Yargıtay 2. Hukuk Dairesi E. 2012/10850, K: 2013/3904 Sayılı, 8.2.2013 tarihli kararında “Davanın açıldığı tarihte yürürlükte bulunan 6100 Sayılı Hukuk Muhakemeleri Kanunu dava konusunun değer ve miktarına bakılmaksızın malvarlığı haklarına dair davalarda görevli mahkemenin aksine bir düzenleme bulunmadıkça asliye hukuk mahkemesi olduğunu hükme bağlamıştır ( m. 2/1 ). Medeni Kanun’da bu konuda aksine bir düzenleme bulunmadığına göre 6100 Sayılı Hukuk Muhakemeleri Kanunu’nun yürürlüğe girmesinden sonra açılan terekenin borca batık olduğunun tespitine dair davalarda dava değeri ne olursa olsun asliye hukuk mahkemesi görevlidir ” şeklindeki gerekçe ile görev ve sair yönlerden önceki uygulamasını aynen sürdürmüştür.

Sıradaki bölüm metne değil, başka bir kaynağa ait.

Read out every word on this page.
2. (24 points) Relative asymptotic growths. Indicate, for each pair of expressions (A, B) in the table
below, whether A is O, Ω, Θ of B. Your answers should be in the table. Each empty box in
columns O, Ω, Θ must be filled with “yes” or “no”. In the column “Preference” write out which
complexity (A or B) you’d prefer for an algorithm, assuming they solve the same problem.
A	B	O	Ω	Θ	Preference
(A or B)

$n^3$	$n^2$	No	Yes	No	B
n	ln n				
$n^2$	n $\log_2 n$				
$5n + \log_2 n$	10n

Mirasın hükmen reddi davasında, murisin ölüm tarihi itibariyle terekesinin açıkça borca batık olup olmadığı ve mirasçıların terekeyi kabul anlamına gelen işlemler yapıp yapmadıkları araştırılmalıdır. Miras bırakanın varsa taşınmaz ve araçlarının, diğer taşınır mallarıyla hak ve alacaklarının değerleri ile borçlarının ölüm tarihine göre belirlenmesi ve karşılaştırmasının yapılarak borca batıklığın ortaya konulması gerekmektedir.
Murisin ölümünden sonra yapılan ödemelerin miktar, tarih, kim tarafından ödendiği ve icra tehdidi altında ödenip ödenmediğinin araştırılması, varsa banka hesaplarında miras bırakanın ölüm tarihinden sonraki hareketler de davacılar açısından terekenin benimsenmesi niteliğinde olup olmadığı yönünden değerlendirilmelidir. (14. H.D. E. 2016/16104, K. 2020/6246, T. 15.10.2020)
İHTİYATİ TEDBİR TALEPLİDİR
BURSA NÖBETÇİ ASLİYE HUKUK MAHKEMESİ’ NE
DAVACILAR : 1- … …
2- … …
3-… …
VEKİLİ : Avukat Hüseyin Demirbaş – Avukat Meral Demirbaş, adres başlıktadır.
DAVALILAR : 1) … …, Edremit/Balıkesir
2) … …, Nilüfer, Bursa
3) … … , Tavşanlı/KÜTAHYA
4) … …, Karacabey/BURSA
KONU : Mirasın Hükmen Reddi (Terekenin Borca Batık Olduğunun Tespiti) Talebidir.
AÇIKLAMALAR :
1) Davacılar murisi olan … TC kimlik numaralı … … 06.01.2016 tarihinde vefat etmiştir. Müteveffa … … ‘ın vefat tarihinde terekesinde hiç bir mal varlığı olmadığı için varislerince her hangi bir mirasçılık işlemiş yapılmamış veraset ilamı dahi çıkarılmamıştır. Aynı sebeple müvekkillerim tarafından murislerinin terekesi hakkında mirasın gerçek reddi yoluna da gidilmemiştir. Bununla birlikte müteveffa … …’ın terekesinin borca batık olduğu sabittir.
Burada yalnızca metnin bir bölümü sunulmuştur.